The Seventh Circuit recently issued a decision interpreting the anti-retaliation provisions 7th cirof the False Claims Act (FCA).  The decision provides important clarifications about how courts may interpret recent amendments to this provision.  Like a recent decision by the Fourth Circuit, the Seventh Circuit finds that courts may inquire whether the employee’s underlying complaint of FCA fraud was objectively and subjectively reasonable.  Using that standard, the Seventh Circuit affirmed a district court’s dismissal of the whistleblower’s claim on a motion for summary judgment. 

The FCA’s two key liability provisions apply to any person (1) who “knowingly presents . . . to an officer or employee of the United States Government . . . a false or fraudulent claim for payment or approval” or (2) who “knowingly makes, uses, or causes to be made or used, a false record or statement to get a false or fraudulent claim paid or approved by the Government.” 31 U.S.C. § 3729(a)(1)-(2).  The FCA’s anti-retaliation provision protects employee conduct “in furtherance of an action under this section or other efforts to stop 1 or more violations of this subchapter.”  Thus, an employee potentially can demonstrate “protected activity” either by showing steps taken (1) in furtherance of an FCA action or (2) to stop a violation of the FCA.

In Uhlig v. Fluor Corporation, the Seventh Circuit addressed when an employee has satisfied his burden of establishing that he engaged in protected activity.  Uhlig – an electrician –claimed the company defrauded the government by failing to follow its alleged contractual obligations regarding the qualifications of electricians performing work in Afghanistan and terminated him for complaining about the alleged breach.

In dismissing Uhlig’s claim, the Seventh Circuit explained that protected activity has both a subjective and objective component.

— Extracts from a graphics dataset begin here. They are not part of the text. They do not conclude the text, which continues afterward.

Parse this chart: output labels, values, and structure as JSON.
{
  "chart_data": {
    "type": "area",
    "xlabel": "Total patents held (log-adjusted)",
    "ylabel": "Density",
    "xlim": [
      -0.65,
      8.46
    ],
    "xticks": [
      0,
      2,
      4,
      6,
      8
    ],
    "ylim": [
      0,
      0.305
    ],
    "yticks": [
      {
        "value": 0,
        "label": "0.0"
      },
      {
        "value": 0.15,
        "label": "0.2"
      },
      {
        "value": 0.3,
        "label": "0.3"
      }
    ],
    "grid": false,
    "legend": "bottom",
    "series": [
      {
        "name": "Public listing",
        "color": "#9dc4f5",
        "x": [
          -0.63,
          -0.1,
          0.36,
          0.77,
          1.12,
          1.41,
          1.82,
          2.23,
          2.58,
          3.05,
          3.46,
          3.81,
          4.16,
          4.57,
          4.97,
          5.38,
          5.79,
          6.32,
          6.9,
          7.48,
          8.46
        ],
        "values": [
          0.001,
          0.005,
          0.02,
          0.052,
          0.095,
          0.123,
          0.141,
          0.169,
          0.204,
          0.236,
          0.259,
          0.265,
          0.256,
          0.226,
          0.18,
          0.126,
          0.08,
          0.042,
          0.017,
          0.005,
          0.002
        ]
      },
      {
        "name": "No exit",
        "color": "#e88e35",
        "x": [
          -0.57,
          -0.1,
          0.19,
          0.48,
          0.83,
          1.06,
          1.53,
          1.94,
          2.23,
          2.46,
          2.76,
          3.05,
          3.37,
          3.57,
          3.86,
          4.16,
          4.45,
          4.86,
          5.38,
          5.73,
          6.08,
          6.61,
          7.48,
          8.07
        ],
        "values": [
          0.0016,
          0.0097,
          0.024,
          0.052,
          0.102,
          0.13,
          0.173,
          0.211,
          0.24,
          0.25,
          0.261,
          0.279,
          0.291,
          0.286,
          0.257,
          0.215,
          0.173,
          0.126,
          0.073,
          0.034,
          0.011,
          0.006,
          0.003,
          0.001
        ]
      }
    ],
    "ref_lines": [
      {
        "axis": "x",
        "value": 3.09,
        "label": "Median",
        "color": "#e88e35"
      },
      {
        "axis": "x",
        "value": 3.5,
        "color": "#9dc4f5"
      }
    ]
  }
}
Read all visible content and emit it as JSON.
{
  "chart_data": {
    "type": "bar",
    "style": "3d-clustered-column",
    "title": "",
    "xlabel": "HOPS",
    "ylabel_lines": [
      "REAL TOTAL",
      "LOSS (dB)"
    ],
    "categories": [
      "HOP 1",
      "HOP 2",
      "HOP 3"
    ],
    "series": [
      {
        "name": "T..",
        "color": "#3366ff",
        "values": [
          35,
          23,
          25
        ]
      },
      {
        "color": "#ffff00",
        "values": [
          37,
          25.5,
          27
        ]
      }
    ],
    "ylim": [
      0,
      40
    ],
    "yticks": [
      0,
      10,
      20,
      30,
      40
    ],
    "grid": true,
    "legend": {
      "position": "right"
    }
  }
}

Subjectively, an employee must show that he believed in good faith that the company was committing or had committed fraud on the government.  Objectively, the plaintiff must show that a reasonable employee in the same circumstance would have reasonably believed that the employer was committing or had committed fraud against the government.  Important to this analysis, the Seventh Circuit recognized that the “objective” prong was limited to an analysis of the facts known to the plaintiff at the time of the protected activity.

Applying this standard, the Seventh Circuit upheld the district court’s decision granting summary judgment. Uhlig had failed to satisfy the “objective” prong of the test.  Uhlig claimed that the contract required all electrical work to be performed by licensed journeymen.  However, the contract did not require that licensed electricians perform all electrical work.  At the time Uhlig engaged in protected activity, he had no firsthand knowledge of the contractor’s contractual obligations.  Furthermore, Uhlig’s secondhand knowledge of the contract was not sufficient to support his conclusion.  Thus, Uhlig’s claim that the company violated the contract did not have an objective basis.

This case demonstrates a couple of key points. First, in assessing “protected activity,” courts will evaluate what the purported whistleblower knew at the time of the protected activity.  Thus, information regarding the plaintiff’s actual knowledge can become important.  Second, the case shows courts’ reticence to allow FCA whistleblower claims where the plaintiff’s theory does not at least approximate a legitimate FCA fraud claim.  The substantive doctrines of FCA liability will influence the viability of a protected activity claim.